El Tribunal Supremo (TS) ha declarado fortuito el concurso de acreedores de un pensionista que se endeudó para ayudar a su hija y a su yerno en pandemia, al no apreciar "una intencionalidad de ocasionar o agravar" su insolvencia.
Así lo ha decidido la Sala de lo Civil en una sentencia, recogida por Europa Press, en la que estima el recurso de un pensionista contra una sentencia de la Audiencia Provincial de León, que confirmó la decisión de concurso culpable adoptada por un juzgado leonés.
El pensionista fue declarado en concurso de acreedores en 2021, tras acumular un débito de 20.242 euros entre 2019 y 2020 para ayudar a su hija, a su yerno y a los hijos de estos, que "se habían visto sin apenas recursos ante la inestabilidad laboral del yerno", que trabajaba en hostelería y se vio afectado por un ERTE a causa de la pandemia, recoge la sentencia.
La administración concursal informó que el concurso debía ser declarado fortuito, pero el fiscal solicitó la declaración de concurso culpable porque consideró que no había "razón alguna" para que el pensionista acumulase la deuda y que "la única causa" era "una mala gestión" de sus ingresos, "suficientes para hacer frente a sus necesidades ordinarias".

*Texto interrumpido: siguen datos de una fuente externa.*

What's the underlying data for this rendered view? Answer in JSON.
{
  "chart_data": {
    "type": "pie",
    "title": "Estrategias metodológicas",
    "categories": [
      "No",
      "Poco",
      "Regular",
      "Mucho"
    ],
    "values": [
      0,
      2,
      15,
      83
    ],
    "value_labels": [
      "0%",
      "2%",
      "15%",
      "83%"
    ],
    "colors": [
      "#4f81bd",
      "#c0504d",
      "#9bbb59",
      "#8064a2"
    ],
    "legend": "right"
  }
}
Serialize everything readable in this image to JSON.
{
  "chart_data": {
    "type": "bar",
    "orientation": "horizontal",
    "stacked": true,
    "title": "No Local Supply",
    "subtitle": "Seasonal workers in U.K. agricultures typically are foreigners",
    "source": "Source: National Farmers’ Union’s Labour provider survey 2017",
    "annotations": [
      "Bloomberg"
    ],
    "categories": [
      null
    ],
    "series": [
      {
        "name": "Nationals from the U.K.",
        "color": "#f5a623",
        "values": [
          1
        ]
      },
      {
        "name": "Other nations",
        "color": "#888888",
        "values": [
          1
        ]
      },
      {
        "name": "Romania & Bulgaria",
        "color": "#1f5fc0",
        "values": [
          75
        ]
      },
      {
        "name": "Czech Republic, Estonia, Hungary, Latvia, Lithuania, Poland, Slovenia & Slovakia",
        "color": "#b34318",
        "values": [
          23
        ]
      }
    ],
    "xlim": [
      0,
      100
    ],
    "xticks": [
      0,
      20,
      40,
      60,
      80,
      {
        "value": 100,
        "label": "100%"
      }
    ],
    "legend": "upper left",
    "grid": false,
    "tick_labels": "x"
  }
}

Un juzgado de León declaró culpable al pensionista y le condenó a dos años de "inhabilitación para administrar bienes, así como para representar o administrar a cualquier persona durante el mismo periodo y a la pérdida de cualquier derecho que tuviera como acreedora concursal o de la masa, así como al pago de las costas procesales".
El pensionista recurrió la sentencia a la Audiencia Provincial de León, que desestimó la apelación y, ante ello, interpuso recurso de casación.
EL ENDEUDAMIENTO "NO ERA ESCANDALOSO"
Ahora, el Supremo ha estimado el recurso y ha dictaminado fortuito el concurso de acreedores, ya que considera que "la insolvencia del deudor vino provocada o cuando menos agravada por los créditos solicitados para ayudar a sus hijos".
Y hace hincapié en la deuda "responde a la financiación de necesidades vitales de la familia, sin que consten gastos suntuosos o desproporcionados para las posibilidades económicas del deudor".
Los magistrados entienden que el endeudamiento "no era escandaloso" y respondía a una "situación excepcional" tras "la inestabilidad laboral de su yerno como consecuencia de la pandemia".
"Aunque el comportamiento económico, al recabar financiación sin sopesar bien la capacidad efectiva de devolución de los créditos obtenidos, pudiera considerarse negligente, tampoco se aprecia culpa grave" ni "una ausencia de la mínima diligencia exigible", sostiene.